A little boy named Miguel walked through the doors, and directly towards our table, wearing a disheveled white t-shirt, and blue pants, with grime on his face, hands and arms. He asked if we wanted to buy his square shaped candy, and took a seat right beside me. After asking some intrusive questions that caused me to distrust his intentions, his big brown eyes frowned, as he observed the glass window of the pastry counter. I told Emily, “I think he’s hungry.” She took the initiative to buy him a snack of his choice after confirming that hunger was truly lingering in his stomach. As he sat down to eat his strawberry cheesecake, I started thinking about his future. It was a great deed to give the hungry little boy named Miguel something to munch on, but I still felt unsettled, questioning this action as permissible or problematic. I thought to myself, “Today he can look into the eyes of a stranger and get what he wants because he is a child. But tomorrow and his later days, will he have that same option? If not, how will he get by in this world?” So to the little boy named Miguel, who stole my heart, this is for you…
I beg you to not think that I did not see your small frame enter through the doors of the café. I saw you, I really did and I am truly apologetic if the energy that you felt from me seemed to be confusing. You see, I have been taught to look beyond you and not recognize who you are. I have been taught that when a stranger is on the street asking for money, I should not condone these actions. But my reality is, you are not a stranger. Yes, it is true that I do not know you and your story, but in this world, whom do we really know? Countless times, I have sat next to classmates in seemingly your same position. A position that forces you to leave from school and go to the street desiring to seek out attention from anyone willing to give it. I looked at you, but never into your eyes, selfishly afraid of the life that I may give you from this connection, and selfishly afraid that you will see our contact as permission to enter my life forever.
When you sat beside me, and slowly ate your cheesecake, I questioned what life has in store for you. I know that you told me that you attend school every day and I was pleased to receive this information. I know that you demonstrated your intelligence by recounting all that which you have learned that day. But I wondered, “Is that enough?” By you attending school, will that ever change your standard of living? Will you ever not have to work through the wild geography of the streets begging for a one-sided connection? I wanted to feed you too. I really did. But, I would never know for sure, if by my feeding you, I’d be creating a system of dependency that would further entrap you in a cycle of poverty.

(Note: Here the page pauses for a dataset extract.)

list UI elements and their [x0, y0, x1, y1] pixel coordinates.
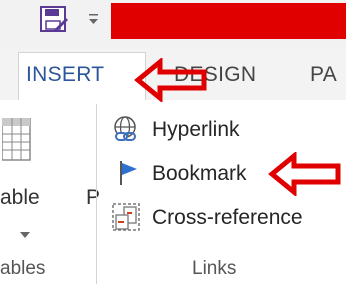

Even though, I encourage all children to go and stay in school, I know that school is not beneficial to everyone. I know that every person’s life may take a different path. I pray that you find the words “knowledge is power” to be true because as you grow older, and learn more about yourself and your surrounding environment, the knowledge that you obtain will give you the strength to change your situation (if it is your desire to do so). You looked into our eyes and asked for support, which is one of the most courageous things a person could do. But please, now I am begging you, do not let your current situation hinder the light of your future. Please break the chains that keep dragging you back to the same five-block radius contained with tourists from around the world. I know that it is most definitely “easier said than done,” but you are only eight years old and though it may not feel this way now, the world is still yours.